Drake pointed out to me a telling passage from the first Southtown article: "Oak Lawn police released few details of the investigation. They would not say whether Harrison shot his wife out of mercy for her suffering." Then he showed me an AP story from Texas, where a former nurse had recently been charged with killing four patients using lethal injections and was suspected in 16 other deaths. The district attorney "would not discuss a possible motive or say whether the nurse might have considered the deaths 'mercy killings.' Most of the victims were elderly."

The leading questions of reporters tell Drake what angle they're working on. Could the nurse have been acting out of mercy? one of them asked the DA. "This was in the context of a serial killer! It's like, what the hell's going on there?"

To the members of Not Dead Yet, the essay by Lewis Whittington in the Tribune was a perfect example of the press -- certain of its own enlightenment -- getting it wrong: romanticizing homicide instead of holding society accountable for its indifference to families like the Carrs. Not Dead Yet decided to take its protest to a new level. "We made a bunch of phone calls over the weekend," Drake told me, "and got nine people together to go to the Tribune on Monday." Another group at Access Living of Metropolitan Chicago was waiting to be summoned if needed.

Seven of the nine protesters who met in the Tribune's lobby were in wheelchairs. Coleman began calling upstairs and landing in editorial-board members' voice mail. Finally Coleman got through to Dalia Garza, the board's editorial assistant, who told her the board was tied up in its morning meeting. "At that point," Drake would write in a post to an E-mail list for disability rights advocates, "we started discussing options quietly. Some people at Access Living had offered to be on standby if we needed reinforcements, so we discussed calling them. We also discussed the possibility of taking the elevators and getting arrested if that was what it took to get ourselves heard."

It didn't take that. When the editorial board meeting broke up, Garza told Bruce Dold, editor of the editorial page, that the group wanted to come up. Instead, Dold went down. Drake would write that Dold told the Not Dead Yet group "he understood our concerns since he had a family member with severe disabilities. At that point, we pointed out that would suggest he probably identified more with Whittington . . . than he did with the people with disabilities Whittington was writing about. He took offense at that."

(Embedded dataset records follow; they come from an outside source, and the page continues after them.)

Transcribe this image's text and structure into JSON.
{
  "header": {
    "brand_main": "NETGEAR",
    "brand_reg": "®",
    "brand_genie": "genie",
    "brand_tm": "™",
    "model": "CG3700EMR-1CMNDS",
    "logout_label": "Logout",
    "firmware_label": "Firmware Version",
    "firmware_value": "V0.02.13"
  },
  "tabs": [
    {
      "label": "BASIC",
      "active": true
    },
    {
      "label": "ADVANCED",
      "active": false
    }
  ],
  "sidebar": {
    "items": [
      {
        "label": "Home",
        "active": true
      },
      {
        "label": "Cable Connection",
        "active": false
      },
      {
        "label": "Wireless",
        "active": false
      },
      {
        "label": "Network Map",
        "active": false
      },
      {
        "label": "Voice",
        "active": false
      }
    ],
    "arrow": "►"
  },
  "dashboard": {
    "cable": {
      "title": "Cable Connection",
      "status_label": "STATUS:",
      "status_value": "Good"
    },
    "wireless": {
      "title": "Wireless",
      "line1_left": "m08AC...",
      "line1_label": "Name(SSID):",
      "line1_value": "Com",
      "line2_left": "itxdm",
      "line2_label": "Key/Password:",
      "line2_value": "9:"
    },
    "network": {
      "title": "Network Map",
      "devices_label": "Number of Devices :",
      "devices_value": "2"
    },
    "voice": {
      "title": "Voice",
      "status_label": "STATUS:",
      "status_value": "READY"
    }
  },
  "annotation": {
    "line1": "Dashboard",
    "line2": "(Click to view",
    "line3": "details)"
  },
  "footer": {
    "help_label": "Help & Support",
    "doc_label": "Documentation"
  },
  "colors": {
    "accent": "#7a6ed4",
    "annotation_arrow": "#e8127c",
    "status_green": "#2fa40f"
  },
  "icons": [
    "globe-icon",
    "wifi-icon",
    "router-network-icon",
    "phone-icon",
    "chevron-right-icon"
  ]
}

It was Drake who made the point that offended Dold. Though Dold considered Drake unnecessarily confrontational, he wasn't too annoyed to work something out. He says, "I told them a very personal reaction piece to the original op-ed could be very effective, and it was." One of the nine protesters was Mike Ervin, a professional writer with muscular dystrophy who'd noted that the existence Whittington judged too "hellish" to endure was an awful lot like his own. Published July 21, Ervin's response wondered: "My mother loves me dearly as I love her. She would do anything for me. But she's in her seventies and she just can't do everything I need. So do I deserve a bullet in the brain? The hell Whittington described is a hell of our own creation."